In Ontario the biggest problem we have with condos is no buyers want them as a rental property because of rent controls. To many investors have lost money because tenants stop paying and it takes to long to get bad tenants out. I have been 57 years as a broker and have watched the rental market change in 1982-3 when rent controls came into effect. Cheers
Bill Gray Broker 416-826-2288
right on !
No one wants condos because people want a yard, don’t want smelly neighbours that close, and don’t want to pay an extra $700+ a month in ridiculous condo fees that provide zero amenities.
Right ridiculous
One of the few solutions that I can see in this market is to start knocking down walls, or create access to adjoining units. NO ONE wants to live in a ONE BEDROOM home. I know that it made sense at that time to create affordable housing by making them smaller, but the realities of life kick in, and you’d better adjust or die in this new market situation. People want square footage with at least a balcony. Anything less than that is going to run into some insurmountable issues in this age of short attention spans and overblown expectations on initial home purchases. There’s no such thing as creating sweat equity. They want it right now, and it had better have orange peel ceilings
Nice point Elaina – Condo prices, condo fees & taxes had out-stripped consumer incomes – now its becoming a nice time for the buyer side of the coin. Basic Smithsonian supply and demand As to rent controls, they are part of the industry – need to think about that in ROI planning. –
Can I ask why the article wasn’t titled ‘Why Toronto & Vancouver’s condo markets are unraveling’ instead of ‘Why Canada’s condo market is unraveling’?
Canada has many condo markets in many major cities, and while we may come to experience what you write about in your article, this is not the case right now in Halifax, NS, Canada. So, why sum up all of Canada, citing only 2 markets?
…..because for many, the real estate world revolves around the GTA. I am actually surprised that Vancouver was mentioned. I don’t just find this annoying, I find it very disrespectful. To be fair, this doesn’t just apply to this article or REM. I see it daily in other publications, FB groups etc.
I’m not sure the Moose Jaw condo market has much relevance or significance to the condo industry.

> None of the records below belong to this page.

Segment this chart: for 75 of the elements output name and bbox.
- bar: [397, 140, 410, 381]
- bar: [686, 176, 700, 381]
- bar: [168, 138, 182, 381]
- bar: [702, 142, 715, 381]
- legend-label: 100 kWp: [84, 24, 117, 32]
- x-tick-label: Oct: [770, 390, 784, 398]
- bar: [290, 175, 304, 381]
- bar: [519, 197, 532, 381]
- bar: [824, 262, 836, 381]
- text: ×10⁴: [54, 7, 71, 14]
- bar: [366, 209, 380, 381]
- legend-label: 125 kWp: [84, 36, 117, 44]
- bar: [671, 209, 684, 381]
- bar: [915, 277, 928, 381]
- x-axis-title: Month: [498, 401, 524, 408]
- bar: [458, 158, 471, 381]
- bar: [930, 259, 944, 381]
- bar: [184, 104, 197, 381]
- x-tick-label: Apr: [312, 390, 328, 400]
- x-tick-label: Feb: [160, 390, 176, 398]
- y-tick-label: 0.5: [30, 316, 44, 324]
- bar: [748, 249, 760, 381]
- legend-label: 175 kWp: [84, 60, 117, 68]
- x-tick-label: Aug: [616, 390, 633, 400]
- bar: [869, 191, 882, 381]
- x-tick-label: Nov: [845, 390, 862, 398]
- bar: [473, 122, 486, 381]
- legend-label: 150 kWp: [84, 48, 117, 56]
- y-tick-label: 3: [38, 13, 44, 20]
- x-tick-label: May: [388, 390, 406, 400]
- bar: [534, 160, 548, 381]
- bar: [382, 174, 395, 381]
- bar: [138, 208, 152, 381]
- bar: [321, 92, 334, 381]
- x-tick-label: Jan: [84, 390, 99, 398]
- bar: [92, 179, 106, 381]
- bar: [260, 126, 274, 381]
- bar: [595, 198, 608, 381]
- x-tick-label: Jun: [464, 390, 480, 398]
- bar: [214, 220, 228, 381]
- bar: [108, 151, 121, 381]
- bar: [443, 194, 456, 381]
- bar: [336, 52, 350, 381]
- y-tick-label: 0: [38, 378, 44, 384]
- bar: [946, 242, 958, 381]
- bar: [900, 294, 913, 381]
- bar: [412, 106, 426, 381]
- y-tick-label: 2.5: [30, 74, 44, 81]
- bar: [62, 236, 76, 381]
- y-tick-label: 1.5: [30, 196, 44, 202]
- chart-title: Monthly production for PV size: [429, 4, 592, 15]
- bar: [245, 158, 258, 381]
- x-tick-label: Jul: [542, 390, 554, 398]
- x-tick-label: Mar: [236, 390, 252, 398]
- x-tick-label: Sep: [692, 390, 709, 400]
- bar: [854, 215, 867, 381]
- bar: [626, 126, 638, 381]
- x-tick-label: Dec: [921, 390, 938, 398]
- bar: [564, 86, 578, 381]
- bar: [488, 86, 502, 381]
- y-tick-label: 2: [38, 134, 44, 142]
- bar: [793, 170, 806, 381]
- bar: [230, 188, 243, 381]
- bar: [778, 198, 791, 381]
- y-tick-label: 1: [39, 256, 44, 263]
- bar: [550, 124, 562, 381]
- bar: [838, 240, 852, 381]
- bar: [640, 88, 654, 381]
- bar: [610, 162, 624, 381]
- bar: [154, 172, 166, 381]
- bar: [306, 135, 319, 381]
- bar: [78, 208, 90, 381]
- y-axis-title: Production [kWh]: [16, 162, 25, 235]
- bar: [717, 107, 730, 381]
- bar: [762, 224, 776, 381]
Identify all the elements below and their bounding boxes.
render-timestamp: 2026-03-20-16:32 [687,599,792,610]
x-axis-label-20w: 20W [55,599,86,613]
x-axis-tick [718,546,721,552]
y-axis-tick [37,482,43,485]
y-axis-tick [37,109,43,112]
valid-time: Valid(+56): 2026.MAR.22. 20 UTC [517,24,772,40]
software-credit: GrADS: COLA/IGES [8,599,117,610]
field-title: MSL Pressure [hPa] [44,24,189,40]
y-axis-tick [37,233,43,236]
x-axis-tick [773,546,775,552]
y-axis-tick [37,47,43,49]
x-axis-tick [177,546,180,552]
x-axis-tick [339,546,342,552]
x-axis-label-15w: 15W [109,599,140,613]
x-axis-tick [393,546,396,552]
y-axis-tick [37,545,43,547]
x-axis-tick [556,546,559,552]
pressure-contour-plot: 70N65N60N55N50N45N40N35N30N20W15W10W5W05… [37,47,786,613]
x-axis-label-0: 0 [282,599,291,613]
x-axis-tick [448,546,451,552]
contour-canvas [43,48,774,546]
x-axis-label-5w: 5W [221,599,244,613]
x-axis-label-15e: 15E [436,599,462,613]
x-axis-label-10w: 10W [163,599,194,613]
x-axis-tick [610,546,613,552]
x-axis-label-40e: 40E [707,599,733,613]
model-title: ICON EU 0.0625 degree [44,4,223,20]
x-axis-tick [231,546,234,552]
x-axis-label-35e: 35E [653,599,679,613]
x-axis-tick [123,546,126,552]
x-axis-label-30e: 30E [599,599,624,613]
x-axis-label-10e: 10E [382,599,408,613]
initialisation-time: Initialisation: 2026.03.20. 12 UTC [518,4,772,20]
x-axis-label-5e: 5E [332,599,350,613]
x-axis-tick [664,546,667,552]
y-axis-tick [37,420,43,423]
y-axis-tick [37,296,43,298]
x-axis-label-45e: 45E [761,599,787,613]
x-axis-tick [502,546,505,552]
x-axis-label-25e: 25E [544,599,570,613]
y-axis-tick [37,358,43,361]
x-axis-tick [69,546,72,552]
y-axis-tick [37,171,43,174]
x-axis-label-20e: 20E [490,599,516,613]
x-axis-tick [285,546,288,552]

It’s called the financialization of housing and everyone is doing it because BC doesn’t have natural resources (after our boom in Forestry dried up). But all natural resources come to an end, especially if they are not fostered and revitalized. Real Estate is one of the biggest industries in Vancouver (and likely around the world) because there’s nothing left that can provide the same kind of return. But now that no one can afford to live in those towers (that governments and social advocates claimed would come down in price/rent if only enough of them were built) people are beginning to question that theory. It’s true that if governments repeat something often enough people will start to believe it. They got so used to it in Vancouver that funds from new housing starts went straight into government coffers. Some of those same politicians who put out this nonsense, like the new federal Housing Minister Gregor Robertson, are still hanging on to the notion that we need to build a huge amount of more new housing to fix the “housing crisis,” knowing full well that it was never about a housing crisis; it was about and remains an unaffordable housing crisis in Vancouver. Unfortunately, the City continues to make matters worse by continuing to approve record numbers of tower developments.
The government can only help the housing market (by building new homes) if those homes are affordable.